Ganztagsschule sollte längst Normalität sein
Von Martina Salomon
Ein ernsthaftes Ziel kann doch wohl nur eine flächendeckende Ganztagsschule sein.
über den Ausbau der Ganztagsschulen
In Abwandlung eines Zitats aus der Mondlandung könnte man scherzhaft sagen: Es ist ein kleiner Schritt für die Menschheit, aber ein großer für Österreich: Am Dienstag einigte sich die Bundesregierung darauf, einen großen Teil der Bankenmilliarde – 750 Millionen – in den Ausbau von Ganztagsschulen zu pumpen. 40 Prozent der österreichischen Schüler sollen bis 2025 ganztägig betreut sein.
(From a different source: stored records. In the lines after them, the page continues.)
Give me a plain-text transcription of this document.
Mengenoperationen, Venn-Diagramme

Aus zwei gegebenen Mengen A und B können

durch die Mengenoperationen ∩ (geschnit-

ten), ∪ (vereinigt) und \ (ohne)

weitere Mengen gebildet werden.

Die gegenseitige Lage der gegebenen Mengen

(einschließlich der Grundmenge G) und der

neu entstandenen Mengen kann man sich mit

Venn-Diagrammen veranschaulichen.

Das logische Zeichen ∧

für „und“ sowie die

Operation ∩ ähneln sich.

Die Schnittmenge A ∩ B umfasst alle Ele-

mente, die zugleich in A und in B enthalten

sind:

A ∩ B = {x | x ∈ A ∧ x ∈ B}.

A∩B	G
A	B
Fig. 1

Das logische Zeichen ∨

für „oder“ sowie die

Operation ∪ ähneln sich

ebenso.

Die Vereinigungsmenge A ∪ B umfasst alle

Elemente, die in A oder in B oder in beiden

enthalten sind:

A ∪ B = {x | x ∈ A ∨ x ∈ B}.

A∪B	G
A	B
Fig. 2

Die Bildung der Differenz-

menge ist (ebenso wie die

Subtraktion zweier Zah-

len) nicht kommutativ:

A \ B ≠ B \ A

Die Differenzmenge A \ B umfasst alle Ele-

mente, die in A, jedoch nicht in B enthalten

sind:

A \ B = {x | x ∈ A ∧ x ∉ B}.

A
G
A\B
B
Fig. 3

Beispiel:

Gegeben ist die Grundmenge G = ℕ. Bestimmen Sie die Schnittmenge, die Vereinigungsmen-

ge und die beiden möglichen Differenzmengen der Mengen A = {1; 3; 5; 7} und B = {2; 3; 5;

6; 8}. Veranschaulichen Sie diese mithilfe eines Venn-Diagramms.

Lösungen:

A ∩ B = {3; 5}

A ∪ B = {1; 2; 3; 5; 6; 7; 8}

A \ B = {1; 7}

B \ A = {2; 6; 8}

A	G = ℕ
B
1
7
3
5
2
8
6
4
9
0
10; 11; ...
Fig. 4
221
Dafür verdient die Politik prinzipiell Applaus.
Aber: Ein ernsthaftes Ziel kann doch wohl nur eine flächendeckende Ganztagsschule sein, wie sie in entwickelten Industrieländern üblich ist. Schließlich besteht auch gesellschaftlicher Konsens darüber, dass Väter und Mütter am Erwerbsleben teilnehmen sollen, wenn sie das wollen, oder? Und das klappt mit einem Kindergartenkind derzeit deutlich leichter als mit einem Schulkind. Da geht es um monatelange Schulferien, Nachmittags-Freizeit und ein Schulsystem, das eher den Eifer der Eltern statt jenen der Kinder benotet. Was dazu führt, dass die gebildeteren Väter und Mütter das Gefühl beschleicht, ein "zweites Mal maturieren" zu müssen.
Klar, dass das ein sehr großer Teil der Eltern beim besten Willen nicht leisten kann. Denn es wächst ja auch die Gruppe jener, wo daheim kein Bildungswille herrscht und Deutsch eine Fremdsprache bleibt, auch wenn man hier geboren ist. Dass die flammenden Befürworter der Gesamtschule nie eine verpflichtende Ganztagsschule gefordert haben, weil das eine ohne das andere gar nicht funktioniert, wird ein ewiges Rätsel bleiben. Es wäre auch nicht die österreichische Realverfassung, wenn nicht noch mühsame Verhandlungen mit den Ländern bevorstünden. Somit bleibt der Job der Bildungsministerin der schwierigste in der Regierung.